Rate rise: Not over till the last MPC member sings

23rd February 2011

Andrew Sentance, who has been long pushing for a rise, was joined by chief economist Spencer Dale, who along with Martin Weale voted for the quarter-point rise in interest rates at their meeting earlier this month.

The Guardian speculated that the hawkish voting pattern was a sign that policy could be tightened in the coming months if oil prices continue to soar as a result of Middle East unrest

"Given the potentially disruptive impact of reversing any immediate change in Bank Rate, there was merit in waiting to see indicators of how the economy performed at the start of the year to help assess whether or not the decline in GDP in the fourth quarter presaged sustained economic weakness. A rise at this juncture could damage household and consumer confidence, which remained fragile," the Bank of England MPC minutes say.
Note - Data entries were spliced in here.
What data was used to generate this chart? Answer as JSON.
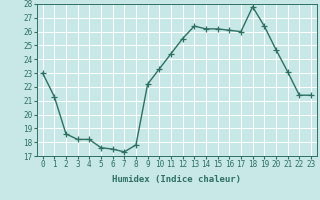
{
  "x": [
    0,
    1,
    2,
    3,
    4,
    5,
    6,
    7,
    8,
    9,
    10,
    11,
    12,
    13,
    14,
    15,
    16,
    17,
    18,
    19,
    20,
    21,
    22,
    23
  ],
  "y": [
    23.0,
    21.3,
    18.6,
    18.2,
    18.2,
    17.6,
    17.5,
    17.3,
    17.8,
    22.2,
    23.3,
    24.4,
    25.5,
    26.4,
    26.2,
    26.2,
    26.1,
    26.0,
    27.8,
    26.4,
    24.7,
    23.1,
    21.4,
    21.4
  ],
  "line_color": "#2e7060",
  "marker": "+",
  "markersize": 4,
  "linewidth": 1.0,
  "xlabel": "Humidex (Indice chaleur)",
  "xlim": [
    -0.5,
    23.5
  ],
  "ylim": [
    17,
    28
  ],
  "yticks": [
    17,
    18,
    19,
    20,
    21,
    22,
    23,
    24,
    25,
    26,
    27,
    28
  ],
  "xticks": [
    0,
    1,
    2,
    3,
    4,
    5,
    6,
    7,
    8,
    9,
    10,
    11,
    12,
    13,
    14,
    15,
    16,
    17,
    18,
    19,
    20,
    21,
    22,
    23
  ],
  "bg_color": "#c8e8e8",
  "grid_color": "#ffffff",
  "tick_color": "#2e7060",
  "label_fontsize": 6.5,
  "tick_fontsize": 5.5
}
The American economist Adam Posen was reported in the MPC minutes as calling for an extension of the Bank's quantitative easing policy, to stave off a double-dip recession.
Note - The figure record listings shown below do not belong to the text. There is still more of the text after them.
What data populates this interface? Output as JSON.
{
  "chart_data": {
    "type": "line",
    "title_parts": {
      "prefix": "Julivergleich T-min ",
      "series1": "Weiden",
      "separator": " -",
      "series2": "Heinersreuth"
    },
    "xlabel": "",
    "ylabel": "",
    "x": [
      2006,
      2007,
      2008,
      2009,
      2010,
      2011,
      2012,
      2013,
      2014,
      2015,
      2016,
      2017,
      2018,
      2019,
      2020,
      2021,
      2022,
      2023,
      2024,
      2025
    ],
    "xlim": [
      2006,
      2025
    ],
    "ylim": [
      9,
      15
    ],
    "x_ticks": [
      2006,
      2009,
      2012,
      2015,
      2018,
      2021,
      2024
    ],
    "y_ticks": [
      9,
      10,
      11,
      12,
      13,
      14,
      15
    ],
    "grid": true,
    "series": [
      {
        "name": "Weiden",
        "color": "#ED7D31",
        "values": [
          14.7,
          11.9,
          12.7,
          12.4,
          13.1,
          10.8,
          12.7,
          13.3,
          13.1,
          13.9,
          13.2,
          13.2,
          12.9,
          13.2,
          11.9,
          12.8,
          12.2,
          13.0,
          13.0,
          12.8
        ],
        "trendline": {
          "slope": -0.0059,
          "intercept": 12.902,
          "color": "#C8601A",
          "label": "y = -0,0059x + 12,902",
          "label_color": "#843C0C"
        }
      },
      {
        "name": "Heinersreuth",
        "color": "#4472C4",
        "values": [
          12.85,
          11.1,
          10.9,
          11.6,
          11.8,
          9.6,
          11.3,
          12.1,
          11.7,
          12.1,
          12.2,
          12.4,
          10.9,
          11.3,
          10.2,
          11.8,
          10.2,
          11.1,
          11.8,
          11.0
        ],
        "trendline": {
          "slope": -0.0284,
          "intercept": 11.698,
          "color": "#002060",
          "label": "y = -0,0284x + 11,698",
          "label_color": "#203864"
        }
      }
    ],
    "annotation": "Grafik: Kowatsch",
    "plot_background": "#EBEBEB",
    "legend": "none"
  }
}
Simon Ward, chief economist at Henderson, said the odds had shortened on a March rate hike.

On his blog Ward says the February MPC minutes suggest that the bank rate will rise in two weeks' time if revised fourth-quarter GDP figures and purchasing managers' consumer surveys for February indicate that economic recovery is continuing.
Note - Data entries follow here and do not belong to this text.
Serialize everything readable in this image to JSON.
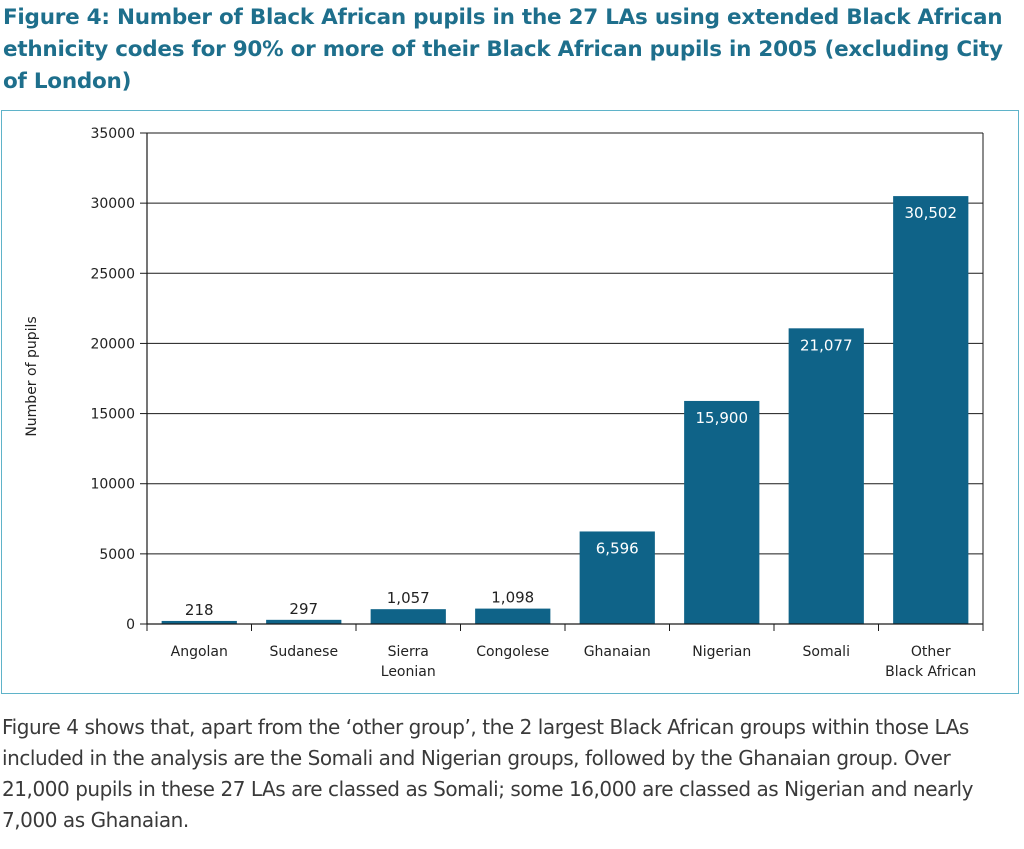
{
  "figure": {
    "title": "Figure 4: Number of Black African pupils in the 27 LAs using extended Black African ethnicity codes for 90% or more of their Black African pupils in 2005 (excluding City of London)",
    "caption": "Figure 4 shows that, apart from the ‘other group’, the 2 largest Black African groups within those LAs included in the analysis are the Somali and Nigerian groups, followed by the Ghanaian group. Over 21,000 pupils in these 27 LAs are classed as Somali; some 16,000 are classed as Nigerian and nearly 7,000 as Ghanaian."
  },
  "colors": {
    "title": "#1e6f8c",
    "bar": "#0f6388",
    "frame": "#5fb3c9",
    "grid": "#1a1a1a"
  },
  "chart_data": {
    "type": "bar",
    "categories": [
      "Angolan",
      "Sudanese",
      "Sierra\nLeonian",
      "Congolese",
      "Ghanaian",
      "Nigerian",
      "Somali",
      "Other\nBlack African"
    ],
    "values": [
      218,
      297,
      1057,
      1098,
      6596,
      15900,
      21077,
      30502
    ],
    "value_labels": [
      "218",
      "297",
      "1,057",
      "1,098",
      "6,596",
      "15,900",
      "21,077",
      "30,502"
    ],
    "ylabel": "Number of pupils",
    "ylim": [
      0,
      35000
    ],
    "yticks": [
      0,
      5000,
      10000,
      15000,
      20000,
      25000,
      30000,
      35000
    ],
    "ytick_labels": [
      "0",
      "5000",
      "10000",
      "15000",
      "20000",
      "25000",
      "30000",
      "35000"
    ],
    "grid": true
  }
}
2 thoughts on “Rate rise: Not over till the last MPC member sings”

  1. Anonymous says:

    Interesting, but I thought the Treasury already took all surpluses from the Fund and indemnified all losses. Also, the APF was heralded as a monetary operation pure and simple under the sole control of the MPC and would be reversed or extended to target the inflation brief. If it is now to be a clever bond market maneovre for fiscal gain wouldnt that compromise what nominal independence the MPC has ( and any future operations the MPC may undertake) and give oxygen to the allegation that the exercise was just a monetisation of debt for fiscal objectives.

    1. Simon Ward says:

      The Fund’s P&L will be included in the targeted public borrowing measure only on its closure, which could be 10+ years away. In the meantime, it is piling up net interest at £8 billion a year. Closing it down and bringing these receipts “on balance sheet” would make the borrowing measure a more accurate reflection of the true state of the public finances. The suggestion does not compromise the MPC’s independence because there are other ways of reversing the monetary impact of QE.